Qui se rend compte de notre immense détresse morale doublée d’une imposture née de l’incompréhension totale, peut-être voulue de la lutte des vrais combattants pour la liberté sur cette terre caraïbe à l’aube du XIX siècle ? Quand ce journaliste français avait titré un essai : Haïti n’existe pas, beaucoup de citoyens avaient protesté avec véhémence et tiré à boulets rouges sur ce petit blanc qui se permettait une telle assertion. Nous sommes la Première république noire et fière de l’être même si depuis des lustres nous dilapidons un héritage sacré !
Le plus effarant, c’est cette conclusion qui revient souvent à chaque fois sur nos lèvres quand une décision doit être prise pour tenter de donner un cours favorable à notre destin. Blan an p ap dakò ! Qu’il s’agisse d’un plan sécuritaire à adopter pour épargner des vies haïtiennes, d’entreprises nationales à sauver, d’emplois nationaux à protéger, de jeunes talents à encourager pour qu’ils puissent rester à la disposition de la population, etc., on peut entendre cette conclusion lapidaire : Blan an p ap dakò. Ce ne sont pas seulement nos politiciens qui sont ainsi à trainer ventre à terre devant le « Blanc », mais aussi ceux de notre élite économique ce qu’on peut comprendre, car beaucoup de ceux-là depuis le début de cette nation ne vivaient que pour la reconnaissance de leur père du côté de la Seine.

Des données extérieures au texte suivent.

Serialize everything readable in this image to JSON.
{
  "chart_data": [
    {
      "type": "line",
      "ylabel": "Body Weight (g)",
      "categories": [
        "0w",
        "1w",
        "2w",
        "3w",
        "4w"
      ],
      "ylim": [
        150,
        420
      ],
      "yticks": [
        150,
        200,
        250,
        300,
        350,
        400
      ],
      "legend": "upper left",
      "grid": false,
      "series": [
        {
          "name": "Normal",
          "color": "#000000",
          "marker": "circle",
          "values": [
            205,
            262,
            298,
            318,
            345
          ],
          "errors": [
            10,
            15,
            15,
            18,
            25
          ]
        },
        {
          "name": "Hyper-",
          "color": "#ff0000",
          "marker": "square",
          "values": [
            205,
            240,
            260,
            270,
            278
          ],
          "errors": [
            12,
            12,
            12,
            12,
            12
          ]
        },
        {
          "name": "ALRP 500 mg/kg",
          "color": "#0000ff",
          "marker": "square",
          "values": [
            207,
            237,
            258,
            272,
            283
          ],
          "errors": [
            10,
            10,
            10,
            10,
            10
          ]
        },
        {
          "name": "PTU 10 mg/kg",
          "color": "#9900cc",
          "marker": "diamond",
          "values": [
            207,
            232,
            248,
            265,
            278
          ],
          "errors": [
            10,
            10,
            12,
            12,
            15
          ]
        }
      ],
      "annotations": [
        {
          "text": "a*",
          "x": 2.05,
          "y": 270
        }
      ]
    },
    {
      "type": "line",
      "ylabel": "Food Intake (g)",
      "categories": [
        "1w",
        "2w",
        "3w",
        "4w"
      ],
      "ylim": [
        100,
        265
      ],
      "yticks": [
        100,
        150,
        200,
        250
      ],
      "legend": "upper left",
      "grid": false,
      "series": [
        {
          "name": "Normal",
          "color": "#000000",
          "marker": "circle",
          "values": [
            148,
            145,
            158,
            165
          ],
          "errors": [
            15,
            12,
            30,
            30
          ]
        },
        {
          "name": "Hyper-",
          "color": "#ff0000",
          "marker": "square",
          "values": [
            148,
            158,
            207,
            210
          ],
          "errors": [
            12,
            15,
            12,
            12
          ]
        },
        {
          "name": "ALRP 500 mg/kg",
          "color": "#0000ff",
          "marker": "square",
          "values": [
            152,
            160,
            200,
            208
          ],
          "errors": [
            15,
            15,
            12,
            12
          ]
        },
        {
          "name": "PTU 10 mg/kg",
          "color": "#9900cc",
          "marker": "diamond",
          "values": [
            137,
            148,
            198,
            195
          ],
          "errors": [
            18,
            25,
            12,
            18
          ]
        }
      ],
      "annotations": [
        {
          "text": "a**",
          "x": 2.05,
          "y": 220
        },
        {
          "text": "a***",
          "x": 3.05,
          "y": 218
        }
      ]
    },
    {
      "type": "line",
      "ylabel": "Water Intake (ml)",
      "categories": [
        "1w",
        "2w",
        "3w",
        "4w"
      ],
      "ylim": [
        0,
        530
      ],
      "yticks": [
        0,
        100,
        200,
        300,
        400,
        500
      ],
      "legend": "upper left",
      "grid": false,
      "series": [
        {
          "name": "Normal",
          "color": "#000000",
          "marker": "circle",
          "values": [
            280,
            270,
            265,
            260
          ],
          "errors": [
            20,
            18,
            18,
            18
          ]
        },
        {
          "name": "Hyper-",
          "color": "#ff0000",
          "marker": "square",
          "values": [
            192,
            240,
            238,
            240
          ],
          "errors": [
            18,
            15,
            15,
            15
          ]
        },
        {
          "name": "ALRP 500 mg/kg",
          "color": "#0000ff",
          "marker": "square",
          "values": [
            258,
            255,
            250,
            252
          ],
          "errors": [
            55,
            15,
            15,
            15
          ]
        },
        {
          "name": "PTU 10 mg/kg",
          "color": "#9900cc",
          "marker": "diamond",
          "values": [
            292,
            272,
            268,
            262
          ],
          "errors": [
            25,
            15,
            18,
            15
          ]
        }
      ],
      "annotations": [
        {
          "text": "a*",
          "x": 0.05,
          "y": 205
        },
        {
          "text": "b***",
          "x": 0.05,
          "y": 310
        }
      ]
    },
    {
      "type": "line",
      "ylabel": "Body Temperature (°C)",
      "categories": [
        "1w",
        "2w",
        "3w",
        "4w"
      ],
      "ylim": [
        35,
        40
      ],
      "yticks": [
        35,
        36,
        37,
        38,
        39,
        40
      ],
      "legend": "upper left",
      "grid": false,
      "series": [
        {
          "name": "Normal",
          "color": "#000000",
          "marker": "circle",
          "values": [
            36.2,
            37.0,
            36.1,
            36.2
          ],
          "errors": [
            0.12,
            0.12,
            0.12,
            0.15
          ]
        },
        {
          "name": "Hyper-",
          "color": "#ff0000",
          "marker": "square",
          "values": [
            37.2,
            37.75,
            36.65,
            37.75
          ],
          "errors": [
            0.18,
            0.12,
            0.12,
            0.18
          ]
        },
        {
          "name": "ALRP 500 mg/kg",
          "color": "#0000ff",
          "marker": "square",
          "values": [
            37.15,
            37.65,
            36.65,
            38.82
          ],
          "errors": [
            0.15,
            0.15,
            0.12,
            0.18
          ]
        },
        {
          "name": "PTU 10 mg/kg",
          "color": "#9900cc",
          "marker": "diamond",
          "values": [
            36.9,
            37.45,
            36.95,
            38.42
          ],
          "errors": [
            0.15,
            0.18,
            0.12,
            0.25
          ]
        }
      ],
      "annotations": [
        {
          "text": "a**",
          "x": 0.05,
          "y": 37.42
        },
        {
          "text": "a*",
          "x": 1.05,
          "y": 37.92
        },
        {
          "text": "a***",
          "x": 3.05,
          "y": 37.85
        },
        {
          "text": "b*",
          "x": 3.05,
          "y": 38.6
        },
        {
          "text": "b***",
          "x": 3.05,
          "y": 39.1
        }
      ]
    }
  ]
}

Il ne faut pas penser que, dans les autres secteurs, le schéma mental est différent. À tous les échelons de la société, la réflexion bute sur ce récif : Blan an p ap dakò.
Voici un pays qui a pris naissance par une lutte à mort contre les esclavagistes occidentaux et qui se retrouvent avec des dirigeants qui depuis que Blan an p ap dakò plient leur queue entre leurs jambes et rampent ventre à terre devant ceux qui ne veulent pour nous que le chaos permanent et la limite même des tueries à grande échelle comme celles du Rwanda dans les années 90.
Nous sommes bien ridicules avec nos slogans passéistes. Dans le temps dans notre carnaval, nous passions en dérision les Africains comme Hergé dans Tintin. Madigra yo kounye a se nou ! Aujourd’hui, les dirigeants africains pour la plupart lèvent la tête et refusent d’être les valets des nations occidentales. Certes, ils sont conscients des enjeux et veulent maintenir leurs amitiés avec La France, les États-Unis, la Grande-Bretagne. Mais ils tiennent désormais à traiter à égalité avec les étrangers en fonction de leurs propres intérêts. Si un dirigeant africain demande des armes à un ami occidental pour lutter contre le terrorisme et que ce dernier les lui refuse, il ira voir ailleurs. Il ne pliera pas sa queue entre les jambes en disant Blan an p ap dakò.
Et puis dans cette affaire de Blan an p ap dakò, de quel « Blanc » » s’agit-il ? En 1804 nous combattions les Français, mais nous avions avec nous des Polonais. Comme quoi, il y a plein de «Blancs». Si nous sommes effectivement la Première république noire, ayons conscience de ce que cela implique. Cessons de répéter constamment cette ânerie de Blan an p ap dakò. Relevons la tête ! Il y a d’autres «Blancs», pas seulement ceux qui nous étranglent et donnent refuge dans leur panse trop bien remplie à plein de nos compatriotes. Il y a aussi des Jaunes. Pas seulement ceux qui achètent grassement nos dirigeants pour qu’ils puissent les soutenir aux Nations unies.